Some selected quotes from the various articles linked above.

Philpott on fish farming:
A new peer-reviewed study by Canadian researchers shows that salmon farms are severely depleting wild-salmon stocks, causing survival rates to fall by as much as half each generation.
So to stock our supermarkets with flavorless, nutritionally suspect farmed salmon, we're sacrificing entire populations of glorious wild salmon.


Philpott quoting another journalist about the E.Coli/tainted beef link:
Raymond said the government had no intention of restricting the use of distillers grains even if the E. coli link is confirmed, and would instead leave it to the industry to decide how to address the issue. One possibility, he said, is to vaccinate cattle. "I'm not about to tell the cattlemen what they are going to feed their cows."

To this jawdropper, Brasher dryly adds: "No E. coli vaccine has yet been approved for use in cattle."
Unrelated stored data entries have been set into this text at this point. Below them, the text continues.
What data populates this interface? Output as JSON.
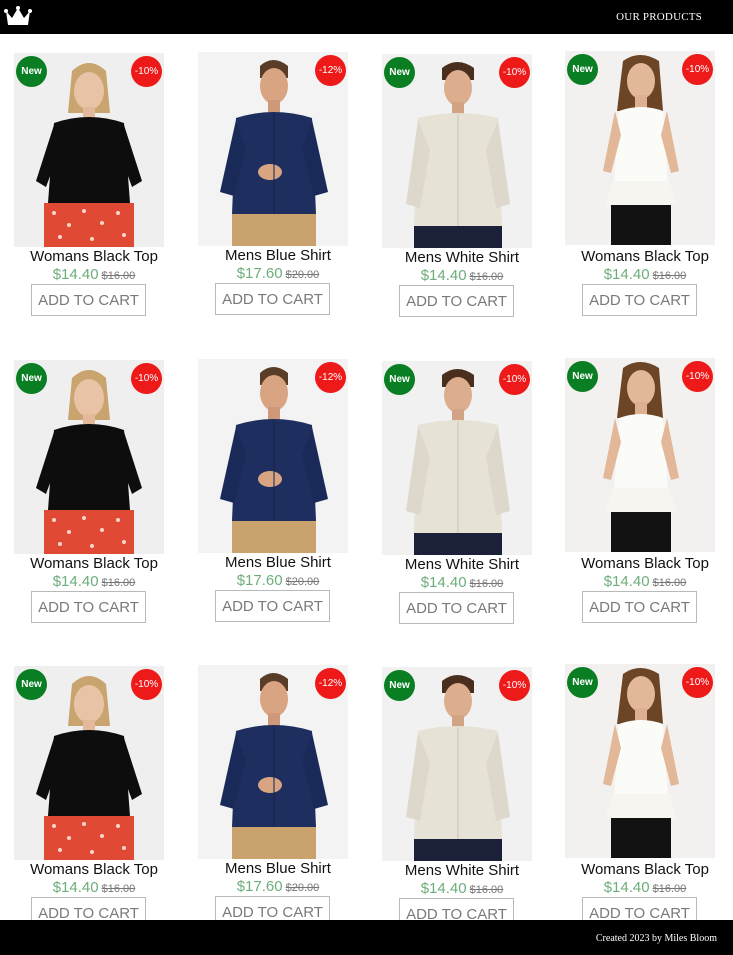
{
  "header": {
    "nav_link": "OUR PRODUCTS",
    "logo_icon": "crown-icon"
  },
  "footer": {
    "text": "Created 2023 by Miles Bloom"
  },
  "colors": {
    "accent_green": "#0a7e23",
    "discount_red": "#ee1a1a",
    "price_green": "#6cae7a",
    "bar_black": "#000000"
  },
  "products": [
    {
      "name": "Womans Black Top",
      "price": "$14.40",
      "old_price": "$16.00",
      "new_badge": "New",
      "discount": "-10%",
      "button": "ADD TO CART",
      "image_icon": "woman-black-top-photo"
    },
    {
      "name": "Mens Blue Shirt",
      "price": "$17.60",
      "old_price": "$20.00",
      "new_badge": "",
      "discount": "-12%",
      "button": "ADD TO CART",
      "image_icon": "man-blue-shirt-photo"
    },
    {
      "name": "Mens White Shirt",
      "price": "$14.40",
      "old_price": "$16.00",
      "new_badge": "New",
      "discount": "-10%",
      "button": "ADD TO CART",
      "image_icon": "man-white-shirt-photo"
    },
    {
      "name": "Womans Black Top",
      "price": "$14.40",
      "old_price": "$16.00",
      "new_badge": "New",
      "discount": "-10%",
      "button": "ADD TO CART",
      "image_icon": "woman-white-top-photo"
    },
    {
      "name": "Womans Black Top",
      "price": "$14.40",
      "old_price": "$16.00",
      "new_badge": "New",
      "discount": "-10%",
      "button": "ADD TO CART",
      "image_icon": "woman-black-top-photo"
    },
    {
      "name": "Mens Blue Shirt",
      "price": "$17.60",
      "old_price": "$20.00",
      "new_badge": "",
      "discount": "-12%",
      "button": "ADD TO CART",
      "image_icon": "man-blue-shirt-photo"
    },
    {
      "name": "Mens White Shirt",
      "price": "$14.40",
      "old_price": "$16.00",
      "new_badge": "New",
      "discount": "-10%",
      "button": "ADD TO CART",
      "image_icon": "man-white-shirt-photo"
    },
    {
      "name": "Womans Black Top",
      "price": "$14.40",
      "old_price": "$16.00",
      "new_badge": "New",
      "discount": "-10%",
      "button": "ADD TO CART",
      "image_icon": "woman-white-top-photo"
    },
    {
      "name": "Womans Black Top",
      "price": "$14.40",
      "old_price": "$16.00",
      "new_badge": "New",
      "discount": "-10%",
      "button": "ADD TO CART",
      "image_icon": "woman-black-top-photo"
    },
    {
      "name": "Mens Blue Shirt",
      "price": "$17.60",
      "old_price": "$20.00",
      "new_badge": "",
      "discount": "-12%",
      "button": "ADD TO CART",
      "image_icon": "man-blue-shirt-photo"
    },
    {
      "name": "Mens White Shirt",
      "price": "$14.40",
      "old_price": "$16.00",
      "new_badge": "New",
      "discount": "-10%",
      "button": "ADD TO CART",
      "image_icon": "man-white-shirt-photo"
    },
    {
      "name": "Womans Black Top",
      "price": "$14.40",
      "old_price": "$16.00",
      "new_badge": "New",
      "discount": "-10%",
      "button": "ADD TO CART",
      "image_icon": "woman-white-top-photo"
    }
  ]
}
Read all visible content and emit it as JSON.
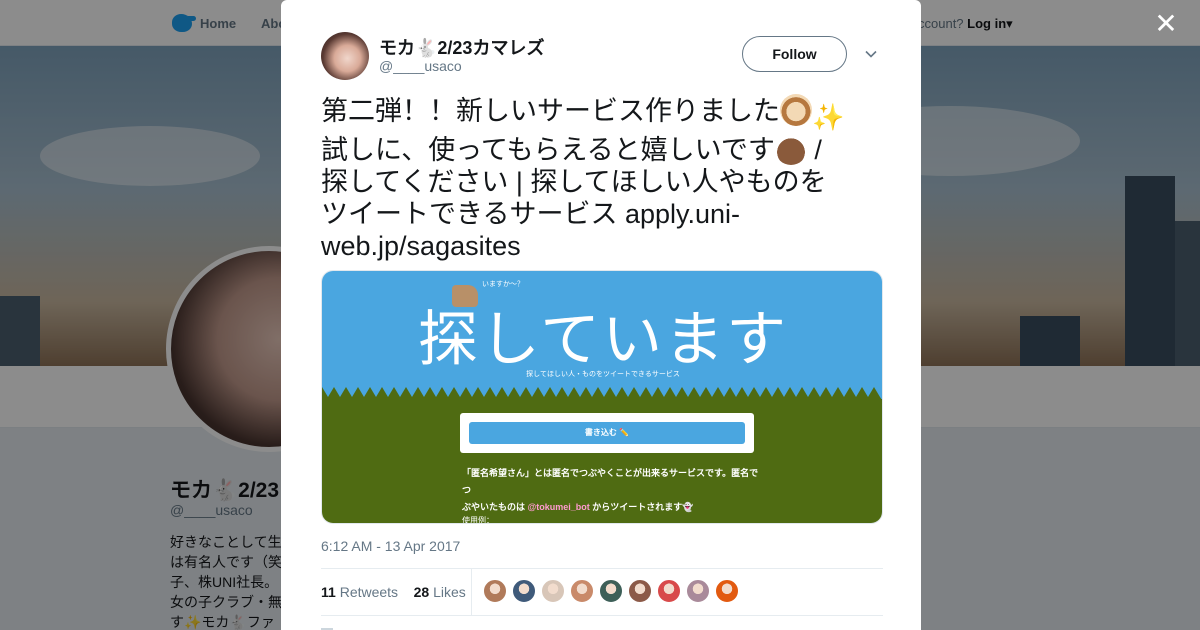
{
  "topbar": {
    "home_label": "Home",
    "about_label": "Abo",
    "account_prompt": "ccount?",
    "login_label": "Log in"
  },
  "profile": {
    "name": "モカ🐇2/23",
    "handle": "@____usaco",
    "bio": "好きなことして生\nは有名人です（笑\n子、株UNI社長。\n女の子クラブ・無\nす✨モカ🐇ファ"
  },
  "tweet": {
    "author_name": "モカ🐇2/23カマレズ",
    "author_handle": "@____usaco",
    "follow_label": "Follow",
    "text_line1": "第二弾！！新しいサービス作りました",
    "text_line2a": "試しに、使ってもらえると嬉しいです",
    "text_line2b": " /",
    "text_line3": "探してください | 探してほしい人やものを",
    "text_line4": "ツイートできるサービス apply.uni-",
    "text_line5": "web.jp/sagasites",
    "timestamp": "6:12 AM - 13 Apr 2017",
    "retweets_count": "11",
    "retweets_label": "Retweets",
    "likes_count": "28",
    "likes_label": "Likes"
  },
  "card": {
    "kicker": "いますか～？",
    "title": "探しています",
    "subtitle": "探してほしい人・ものをツイートできるサービス",
    "button_label": "書き込む ✏️",
    "desc_line1": "「匿名希望さん」とは匿名でつぶやくことが出来るサービスです。匿名でつ",
    "desc_line2_pre": "ぶやいたものは ",
    "desc_mention": "@tokumei_bot",
    "desc_line2_post": " からツイートされます👻",
    "more": "使用例："
  },
  "icons": {
    "close": "close-icon",
    "caret": "chevron-down-icon",
    "brand": "twitter-bird-icon"
  },
  "colors": {
    "brand": "#1da1f2",
    "card_sky": "#4aa6e0",
    "card_grass": "#4f6b12",
    "mention": "#ff9bd0"
  },
  "likers": [
    {
      "color": "#b07a5a"
    },
    {
      "color": "#3f5a7a"
    },
    {
      "color": "#d8c6b8"
    },
    {
      "color": "#c98a6a"
    },
    {
      "color": "#3d5f58"
    },
    {
      "color": "#8c5a48"
    },
    {
      "color": "#d84a4a"
    },
    {
      "color": "#a98a9a"
    },
    {
      "color": "#e25a10"
    }
  ]
}
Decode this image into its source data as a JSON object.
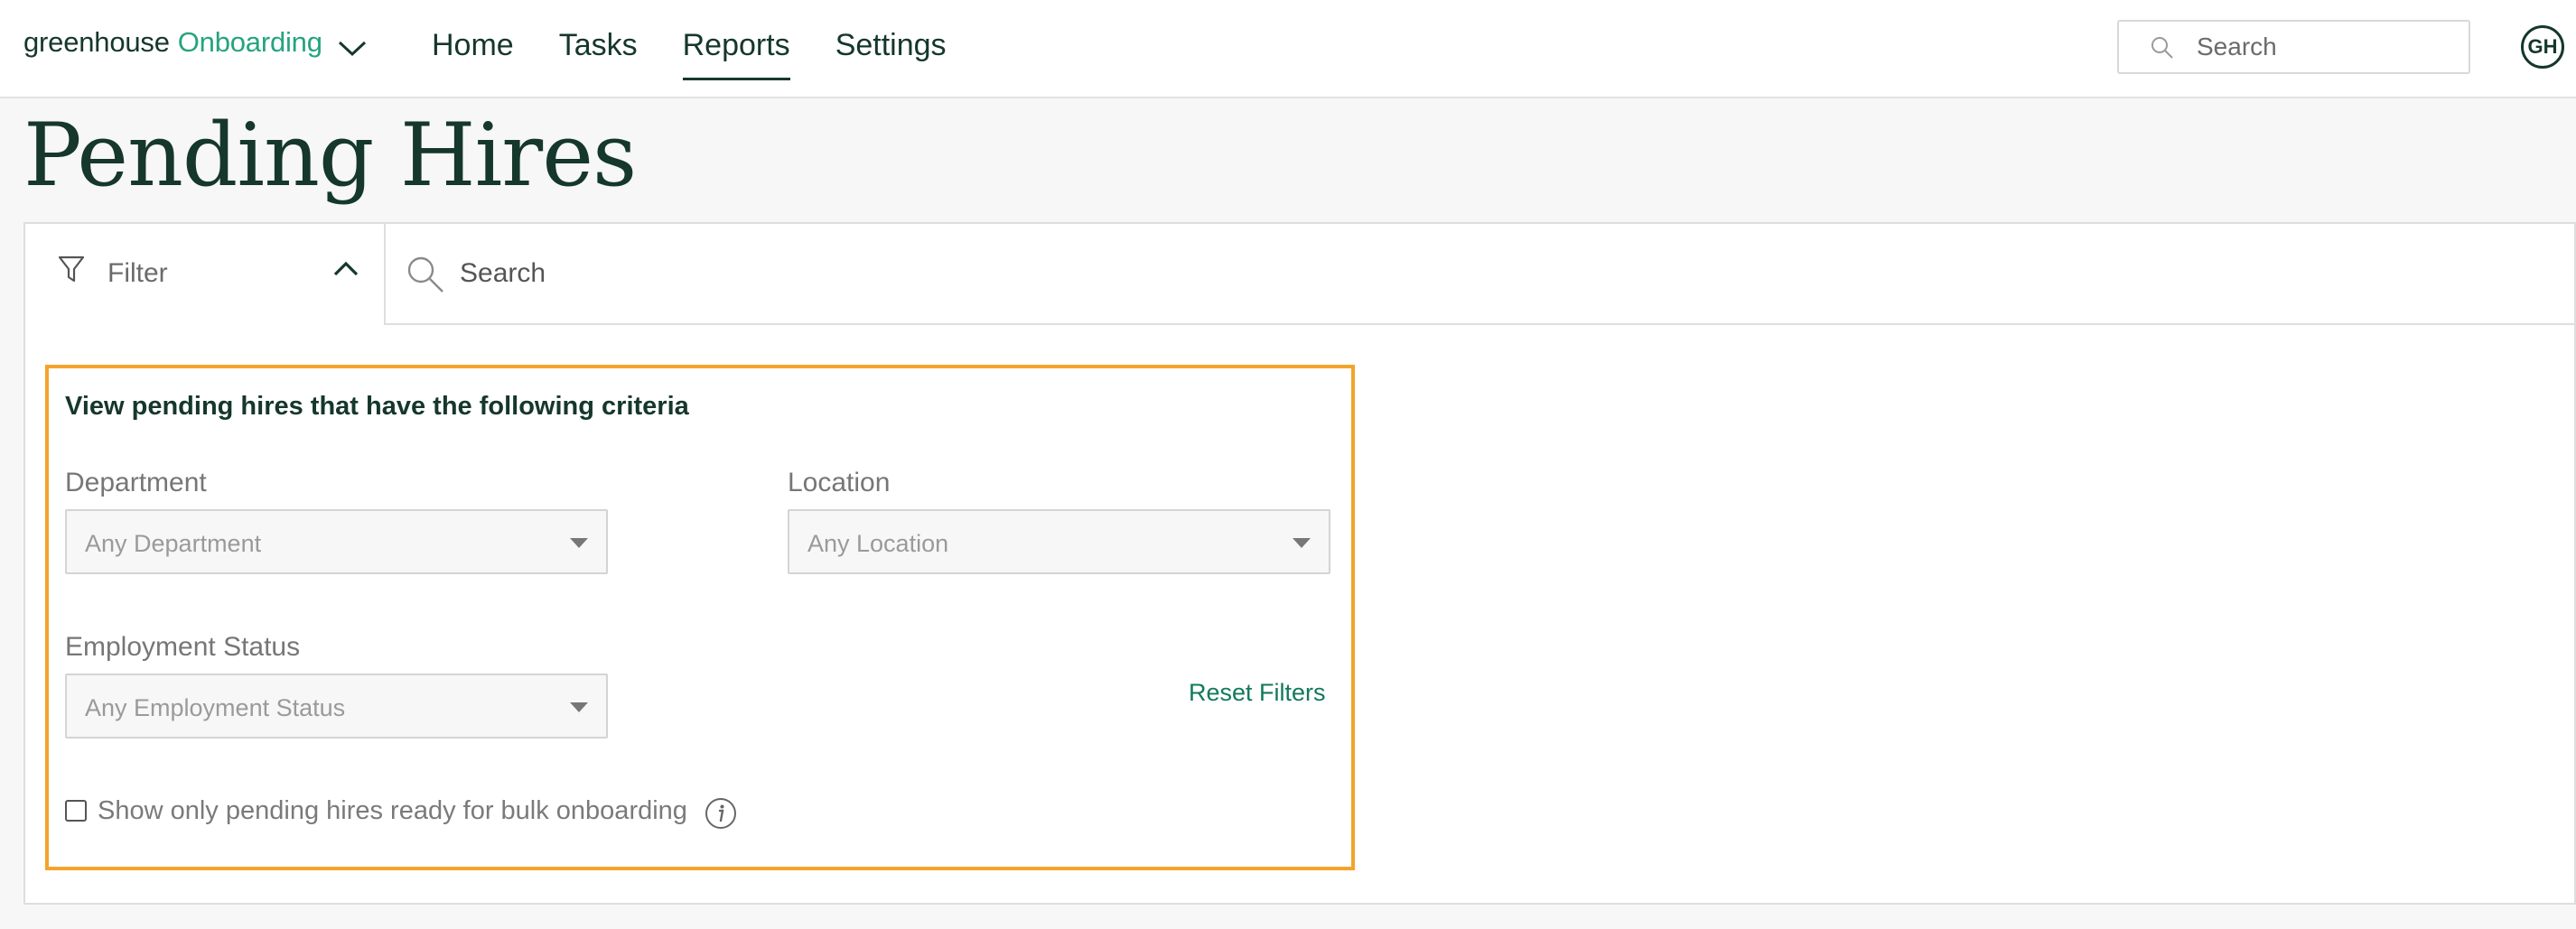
{
  "nav": {
    "brand": "greenhouse",
    "product": "Onboarding",
    "links": [
      {
        "label": "Home",
        "active": false
      },
      {
        "label": "Tasks",
        "active": false
      },
      {
        "label": "Reports",
        "active": true
      },
      {
        "label": "Settings",
        "active": false
      }
    ],
    "search_placeholder": "Search",
    "avatar_initials": "GH"
  },
  "page": {
    "title": "Pending Hires"
  },
  "toolbar": {
    "filter_label": "Filter",
    "search_placeholder": "Search"
  },
  "criteria": {
    "title": "View pending hires that have the following criteria",
    "department_label": "Department",
    "department_value": "Any Department",
    "location_label": "Location",
    "location_value": "Any Location",
    "employment_label": "Employment Status",
    "employment_value": "Any Employment Status",
    "reset_label": "Reset Filters",
    "bulk_label": "Show only pending hires ready for bulk onboarding",
    "bulk_checked": false
  },
  "colors": {
    "brand_dark": "#15372c",
    "brand_green": "#24a47f",
    "link_green": "#12795b",
    "highlight_orange": "#f4a42c"
  },
  "icons": [
    "chevron-down-icon",
    "search-icon",
    "funnel-icon",
    "chevron-up-icon",
    "caret-down-icon",
    "info-icon"
  ]
}
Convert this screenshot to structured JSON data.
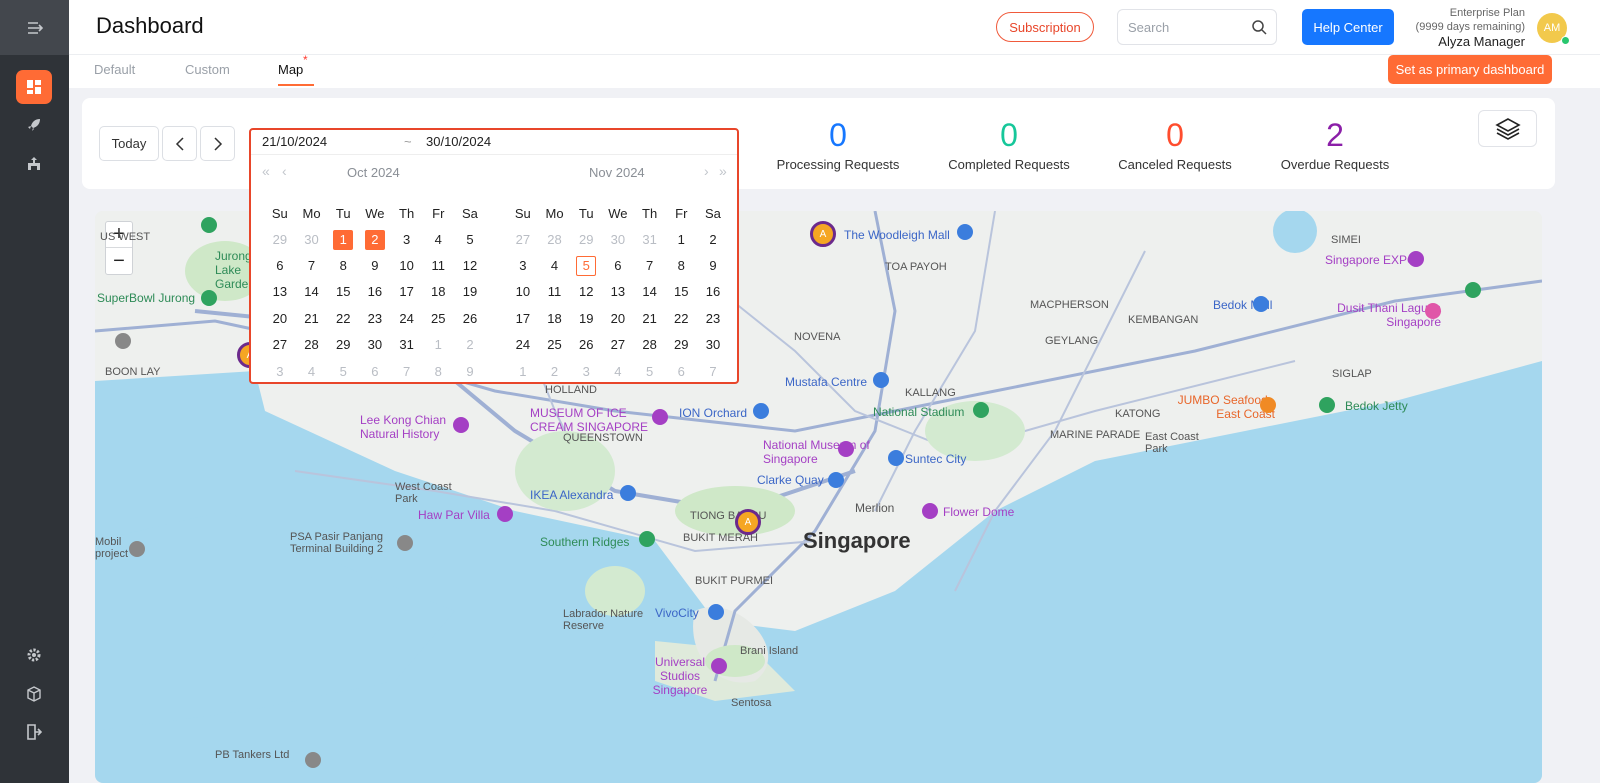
{
  "header": {
    "title": "Dashboard",
    "subscription_label": "Subscription",
    "search_placeholder": "Search",
    "help_label": "Help Center",
    "plan_name": "Enterprise Plan",
    "plan_remaining": "(9999 days remaining)",
    "user_name": "Alyza Manager",
    "avatar_initials": "AM"
  },
  "tabs": [
    {
      "label": "Default"
    },
    {
      "label": "Custom"
    },
    {
      "label": "Map",
      "marker": "*"
    }
  ],
  "primary_button": "Set as primary dashboard",
  "toolbar": {
    "today_label": "Today",
    "start_date": "21/10/2024",
    "separator": "~",
    "end_date": "30/10/2024"
  },
  "stats": [
    {
      "value": "0",
      "label": "Processing Requests",
      "color": "#1677ff"
    },
    {
      "value": "0",
      "label": "Completed Requests",
      "color": "#16c79a"
    },
    {
      "value": "0",
      "label": "Canceled Requests",
      "color": "#ff4d2e"
    },
    {
      "value": "2",
      "label": "Overdue Requests",
      "color": "#8b1fa8"
    }
  ],
  "calendar": {
    "left_title": "Oct 2024",
    "right_title": "Nov 2024",
    "weekdays": [
      "Su",
      "Mo",
      "Tu",
      "We",
      "Th",
      "Fr",
      "Sa"
    ],
    "left_rows": [
      [
        "29",
        "30",
        "1",
        "2",
        "3",
        "4",
        "5"
      ],
      [
        "6",
        "7",
        "8",
        "9",
        "10",
        "11",
        "12"
      ],
      [
        "13",
        "14",
        "15",
        "16",
        "17",
        "18",
        "19"
      ],
      [
        "20",
        "21",
        "22",
        "23",
        "24",
        "25",
        "26"
      ],
      [
        "27",
        "28",
        "29",
        "30",
        "31",
        "1",
        "2"
      ],
      [
        "3",
        "4",
        "5",
        "6",
        "7",
        "8",
        "9"
      ]
    ],
    "right_rows": [
      [
        "27",
        "28",
        "29",
        "30",
        "31",
        "1",
        "2"
      ],
      [
        "3",
        "4",
        "5",
        "6",
        "7",
        "8",
        "9"
      ],
      [
        "10",
        "11",
        "12",
        "13",
        "14",
        "15",
        "16"
      ],
      [
        "17",
        "18",
        "19",
        "20",
        "21",
        "22",
        "23"
      ],
      [
        "24",
        "25",
        "26",
        "27",
        "28",
        "29",
        "30"
      ],
      [
        "1",
        "2",
        "3",
        "4",
        "5",
        "6",
        "7"
      ]
    ]
  },
  "map": {
    "zoom_in": "+",
    "zoom_out": "−",
    "city_label": "Singapore",
    "marker_letter": "A",
    "labels": {
      "west": "US WEST",
      "toa_payoh": "TOA PAYOH",
      "simei": "SIMEI",
      "macpherson": "MACPHERSON",
      "kembangan": "KEMBANGAN",
      "novena": "NOVENA",
      "geylang": "GEYLANG",
      "kallang": "KALLANG",
      "siglap": "SIGLAP",
      "katong": "KATONG",
      "marine_parade": "MARINE PARADE",
      "boon_lay": "BOON LAY",
      "holland": "HOLLAND",
      "queenstown": "QUEENSTOWN",
      "west_coast_park": "West Coast Park",
      "tiong_bahru": "TIONG BAHRU",
      "bukit_merah": "BUKIT MERAH",
      "bukit_purmei": "BUKIT PURMEI",
      "lab_nature": "Labrador Nature Reserve",
      "brani": "Brani Island",
      "sentosa": "Sentosa",
      "east_coast_park": "East Coast Park",
      "pasir_panjang": "PSA Pasir Panjang Terminal Building 2",
      "mobil": "Mobil project",
      "pb_tankers": "PB Tankers Ltd",
      "jurong_lake": "Jurong Lake Gardens",
      "superbowl": "SuperBowl Jurong",
      "woodleigh": "The Woodleigh Mall",
      "expo": "Singapore EXPO",
      "bedok_mall": "Bedok Mall",
      "dusit": "Dusit Thani Laguna Singapore",
      "mustafa": "Mustafa Centre",
      "stadium": "National Stadium",
      "jumbo": "JUMBO Seafood - East Coast",
      "bedok_jetty": "Bedok Jetty",
      "lee_kong": "Lee Kong Chian Natural History",
      "moi": "MUSEUM OF ICE CREAM SINGAPORE",
      "ion": "ION Orchard",
      "national_museum": "National Museum of Singapore",
      "suntec": "Suntec City",
      "clarke": "Clarke Quay",
      "ikea": "IKEA Alexandra",
      "haw_par": "Haw Par Villa",
      "southern_ridges": "Southern Ridges",
      "merlion": "Merlion",
      "flower_dome": "Flower Dome",
      "vivocity": "VivoCity",
      "uss": "Universal Studios Singapore"
    }
  }
}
Right. To my way of thinking, the E. coli 0157 problem calls for a return to grass -- which keeps cows healthy and free of pathogens deadly to humans. For the USDA, the problem amounts to another opportunity for the pharmaceutical industry -- a new vaccine!


Bittman in the NY Times:

Americans are downing close to 200 pounds of meat, poultry and fish per capita per year (dairy and eggs are separate, and hardly insignificant), an increase of 50 pounds per person from 50 years ago. We each consume something like 110 grams of protein a day, about twice the federal government’s recommended allowance; of that, about 75 grams come from animal protein. (The recommended level is itself considered by many dietary experts to be higher than it needs to be.) It’s likely that most of us would do just fine on around 30 grams of protein a day, virtually all of it from plant sources.